1826 “If I . . . have not charity,” says the Apostle, “I am nothing.” Whatever my privilege, service, or even virtue, “if I . . . have not charity, I gain nothing.” Charity is superior to all the virtues. It is the first of the theological virtues: “So faith, hope, charity abide, these three. But the greatest of these is charity.”
These three paragraphs struck a chord with me. If I don’t often “feel” the honeymoon emotions of loving my neighbor (that is those that I encounter every day, the people I live with, the people I work with), how do I know if I still love them? What else, then, is keeping me here?

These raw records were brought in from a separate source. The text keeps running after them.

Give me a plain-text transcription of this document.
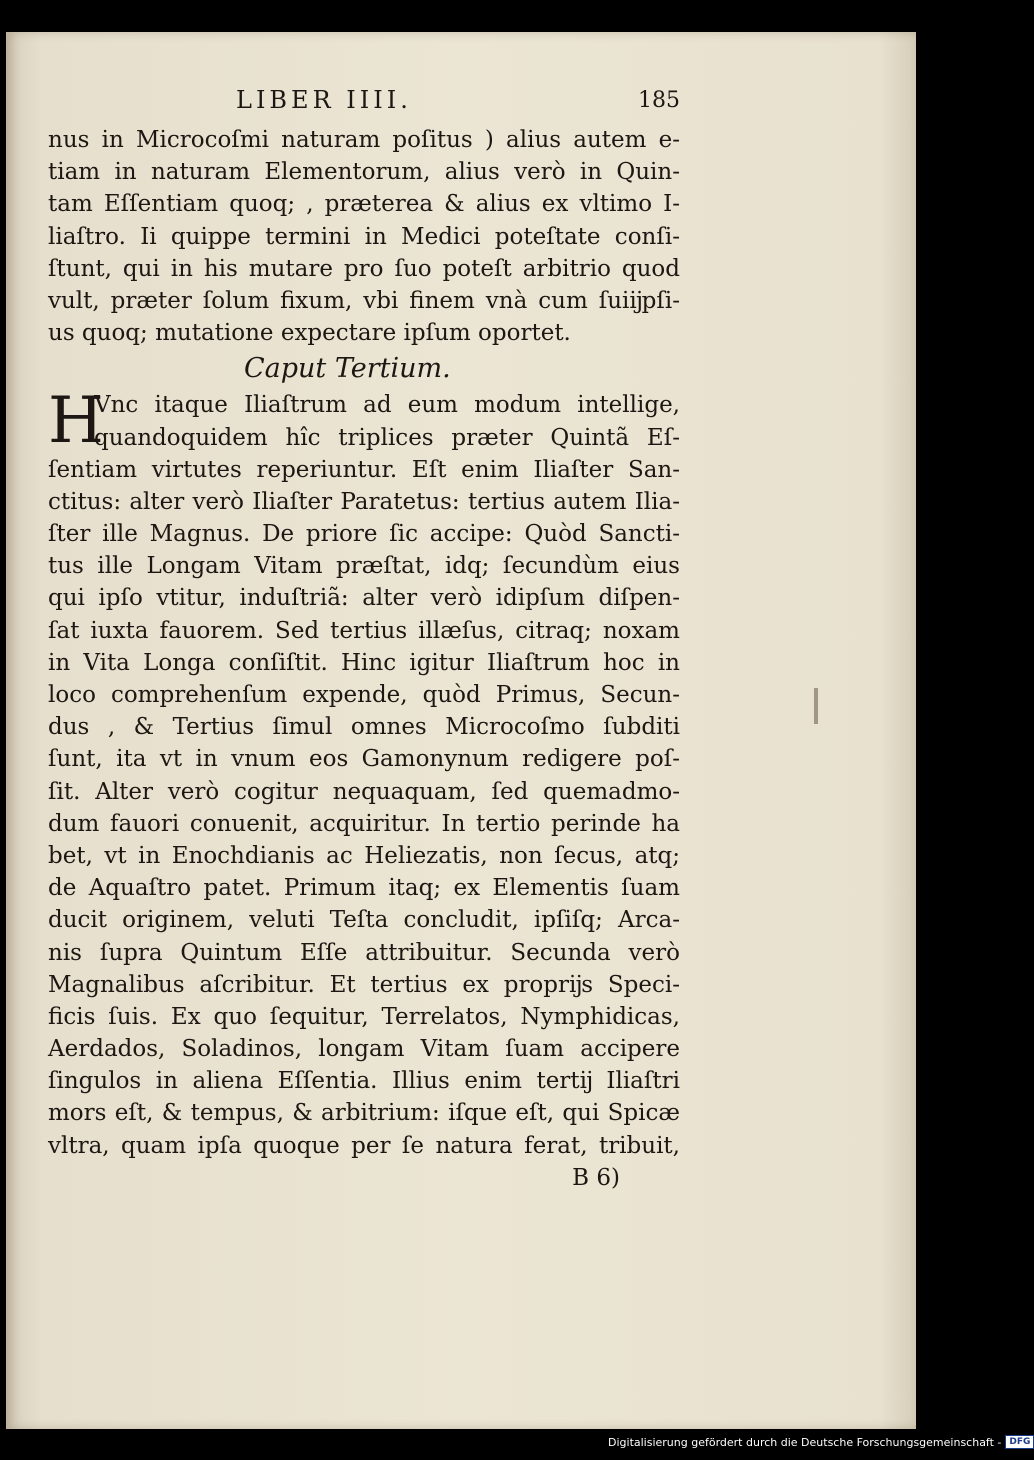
LIBER IIII.	185
nus in Microcoſmi naturam poſitus ) alius autem e-
tiam in naturam Elementorum, alius verò in Quin-
tam Eſſentiam quoq; , præterea & alius ex vltimo I-
liaſtro. Ii quippe termini in Medici poteſtate conſi-
ſtunt, qui in his mutare pro ſuo poteſt arbitrio quod
vult, præter ſolum fixum, vbi finem vnà cum ſuiĳpſi-
us quoq; mutatione expectare ipſum oportet.
Caput Tertium.
H
Vnc itaque Iliaſtrum ad eum modum intellige,
quandoquidem hîc triplices præter Quintã Eſ-
ſentiam virtutes reperiuntur. Eſt enim Iliaſter San-
ctitus: alter verò Iliaſter Paratetus: tertius autem Ilia-
ſter ille Magnus. De priore ſic accipe: Quòd Sancti-
tus ille Longam Vitam præſtat, idq; ſecundùm eius
qui ipſo vtitur, induſtriã: alter verò idipſum diſpen-
ſat iuxta fauorem. Sed tertius illæſus, citraq; noxam
in Vita Longa conſiſtit. Hinc igitur Iliaſtrum hoc in
loco comprehenſum expende, quòd Primus, Secun-
dus , & Tertius ſimul omnes Microcoſmo ſubditi
ſunt, ita vt in vnum eos Gamonynum redigere poſ-
ſit. Alter verò cogitur nequaquam, ſed quemadmo-
dum fauori conuenit, acquiritur. In tertio perinde ha
bet, vt in Enochdianis ac Heliezatis, non ſecus, atq;
de Aquaſtro patet. Primum itaq; ex Elementis ſuam
ducit originem, veluti Teſta concludit, ipſiſq; Arca-
nis ſupra Quintum Eſſe attribuitur. Secunda verò
Magnalibus aſcribitur. Et tertius ex proprĳs Speci-
ficis ſuis. Ex quo ſequitur, Terrelatos, Nymphidicas,
Aerdados, Soladinos, longam Vitam ſuam accipere
ſingulos in aliena Eſſentia. Illius enim tertĳ Iliaſtri
mors eſt, & tempus, & arbitrium: iſque eſt, qui Spicæ
vltra, quam ipſa quoque per ſe natura ferat, tribuit,
B 6)
Digitalisierung gefördert durch die Deutsche Forschungsgemeinschaft - DFG
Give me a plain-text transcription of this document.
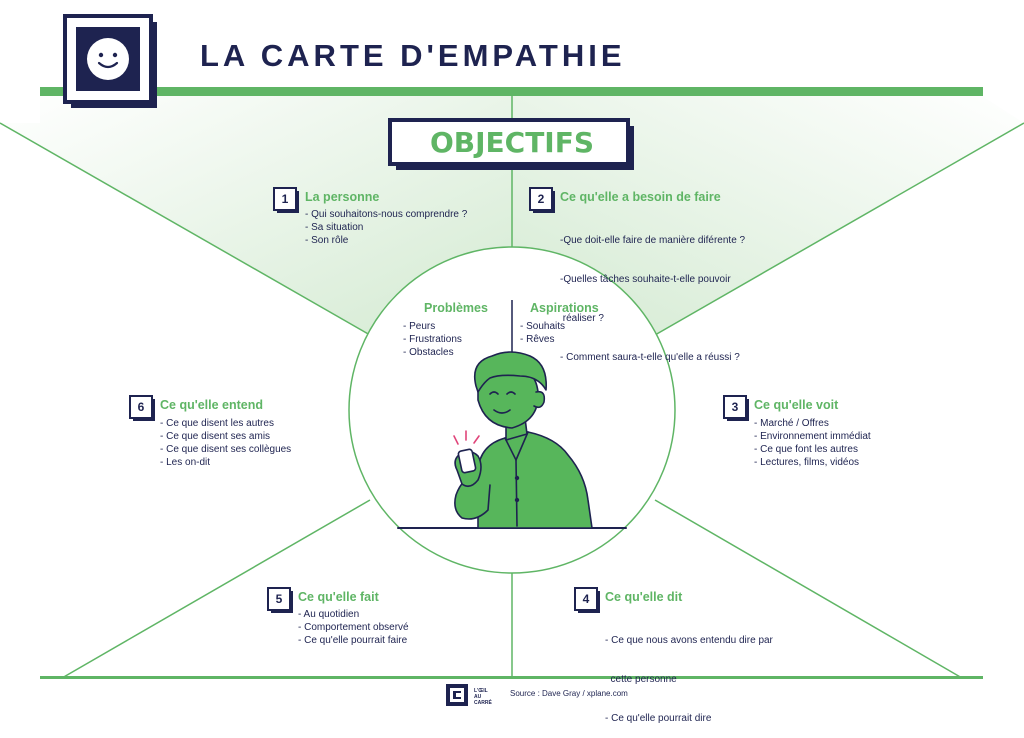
LA CARTE D'EMPATHIE
OBJECTIFS
1	La personne
- Qui souhaitons-nous comprendre ?
- Sa situation
- Son rôle
2	Ce qu'elle a besoin de faire

-Que doit-elle faire de manière diférente ?

-Quelles tâches souhaite-t-elle pouvoir

réaliser ?

- Comment saura-t-elle qu'elle a réussi ?

3	Ce qu'elle voit
- Marché / Offres
- Environnement immédiat
- Ce que font les autres
- Lectures, films, vidéos
4	Ce qu'elle dit

- Ce que nous avons entendu dire par

cette personne

- Ce qu'elle pourrait dire

5	Ce qu'elle fait
- Au quotidien
- Comportement observé
- Ce qu'elle pourrait faire
6	Ce qu'elle entend
- Ce que disent les autres
- Ce que disent ses amis
- Ce que disent ses collègues
- Les on-dit
Problèmes
- Peurs
- Frustrations
- Obstacles
Aspirations
- Souhaits
- Rêves
L'ŒIL AU CARRÉ
Source : Dave Gray / xplane.com
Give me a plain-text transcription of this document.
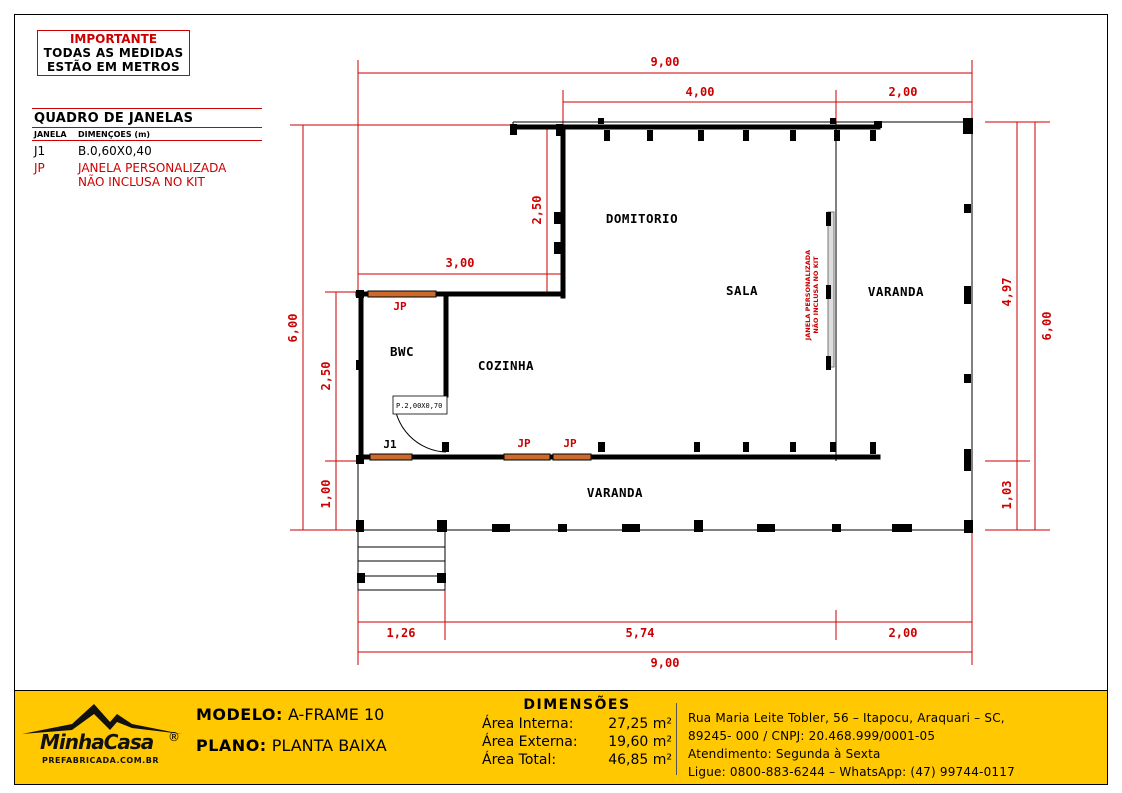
IMPORTANTE
TODAS AS MEDIDAS
ESTÃO EM METROS
QUADRO DE JANELAS
JANELA	DIMENÇOES (m)
J1	B.0,60X0,40
JP	JANELA PERSONALIZADA
NÃO INCLUSA NO KIT
9,00
4,00	2,00
3,00
2,50
6,00
2,50
1,00
4,97
1,03
6,00
1,26	5,74	2,00
9,00
P.2,00X0,70
DOMITORIO
SALA	VARANDA
BWC
COZINHA
VARANDA
JP
JP	JP
J1
JANELA PERSONALIZADA NÃO INCLUSA NO KIT
MinhaCasa ®
PREFABRICADA.COM.BR
MODELO: A-FRAME 10
PLANO: PLANTA BAIXA
DIMENSÕES
Área Interna: 27,25 m²
Área Externa: 19,60 m²
Área Total:	46,85 m²
Rua Maria Leite Tobler, 56 – Itapocu, Araquari – SC,
89245- 000 / CNPJ: 20.468.999/0001-05
Atendimento: Segunda à Sexta
Ligue: 0800-883-6244 – WhatsApp: (47) 99744-0117
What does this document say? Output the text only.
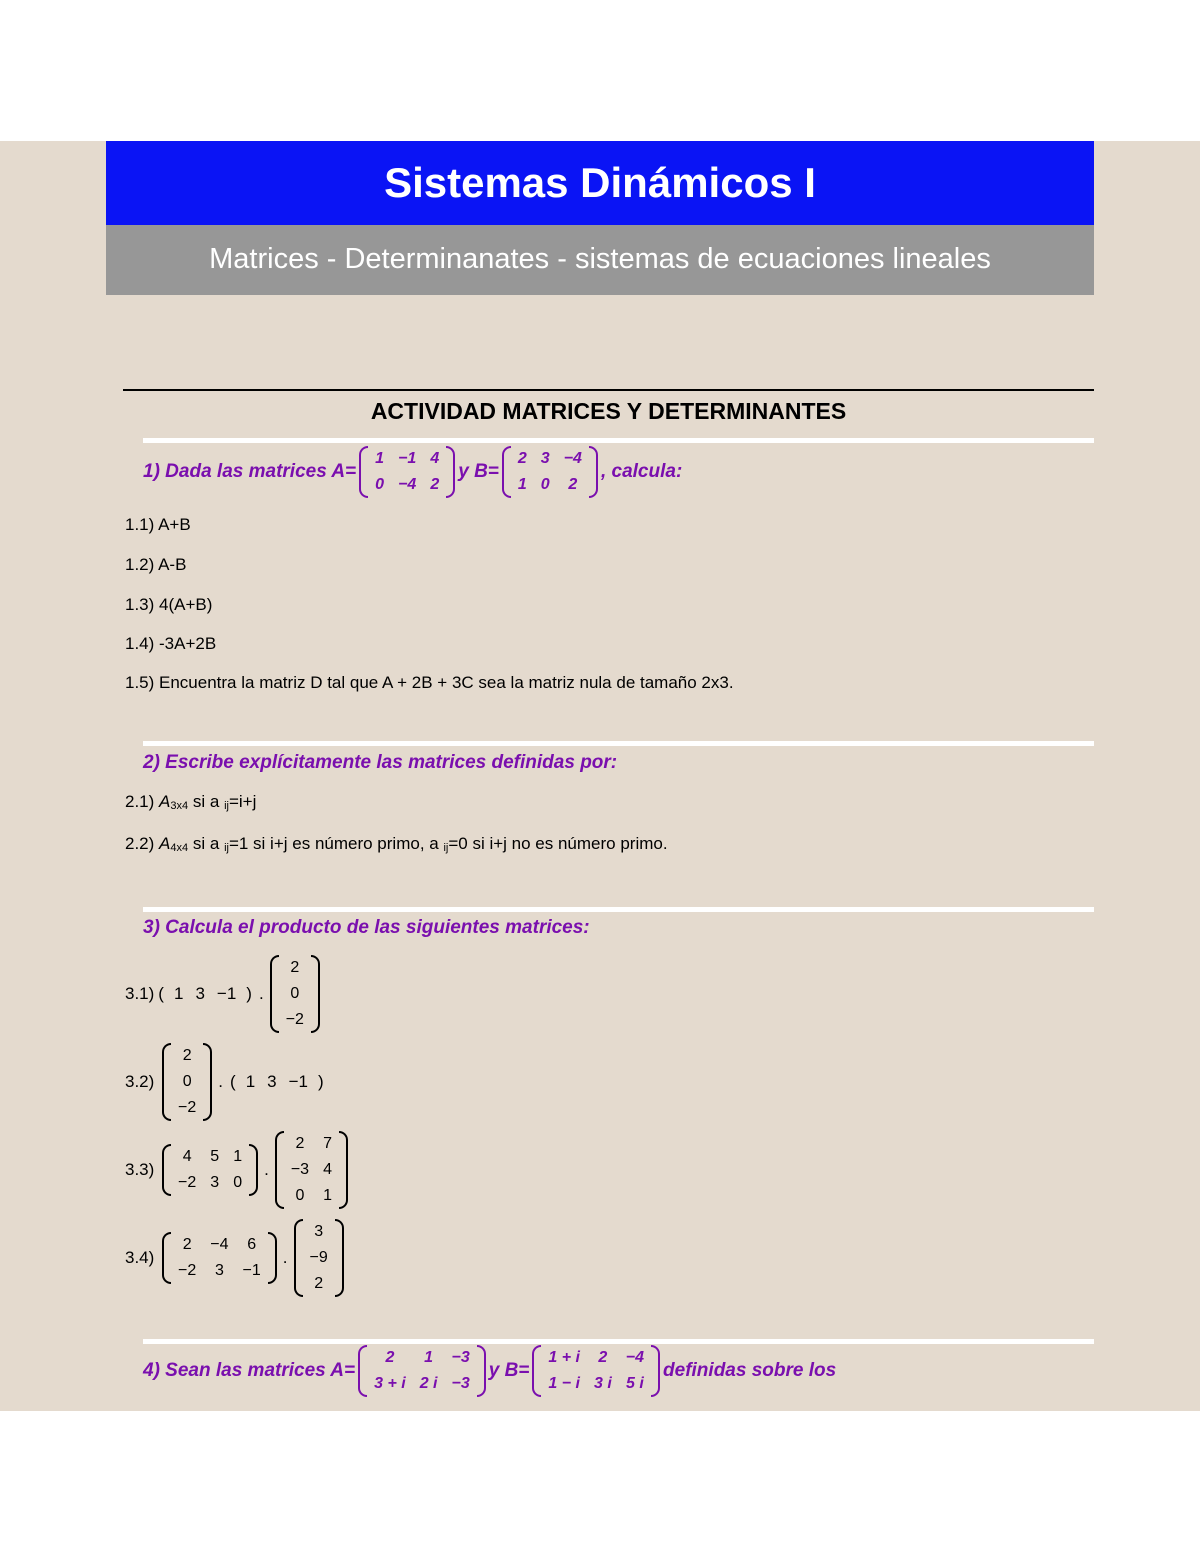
Sistemas Dinámicos I
Matrices - Determinanates - sistemas de ecuaciones lineales
ACTIVIDAD MATRICES Y DETERMINANTES
1) Dada las matrices A=
1	−1	4
0	−4	2
y B=
2	3	−4
1	0	2
, calcula:
1.1) A+B
1.2) A-B
1.3) 4(A+B)
1.4) -3A+2B
1.5) Encuentra la matriz D tal que A + 2B + 3C sea la matriz nula de tamaño 2x3.
2) Escribe explícitamente las matrices definidas por:
2.1)
A 3x4
si a
ij =i+j
2.2)
A 4x4
si a
ij =1 si i+j es número primo, a
ij =0 si i+j no es número primo.
3) Calcula el producto de las siguientes matrices:
3.1) ( 1 3 −1 ) .
2
0
−2
3.2)

2
0
−2
. ( 1 3 −1 )
3.3)

4	5	1
−2	3	0
.
2	7
−3	4
0	1
3.4)

2	−4	6
−2	3	−1
.
3
−9
2
4) Sean las matrices A=
2	1	−3
3 + i	2 i	−3
y B=
1 + i	2	−4
1 − i	3 i	5 i
definidas sobre los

Well, the good news is that love is not a feeling but a choice and a gift from God. I have chosen and continue to choose every morning as part of my prayer to love my neighbor through God’s gift of grace. Some days are easier than others, but I made a solemn promise to Christ to offer my service here for love of Him and to consecrate my position to His service. I have to continuously choose, almost at every hour, to pray for charity and to choose it. To be patient and kind, humble and meek, joyful and forgiving, to rejoice in the good and lament in evil and not insist on my own way when it is the “I” in me, my own ego that screams for it. To bear all things, believe all things, hope all things and endure all things.
This is the choice I have made and continue to make, to sacrifice my ego for the benefit of others and for love of Christ. In return God is so good as to continue to joyfully surprise me although He has no need. He surprises me with the gift of my neighbor.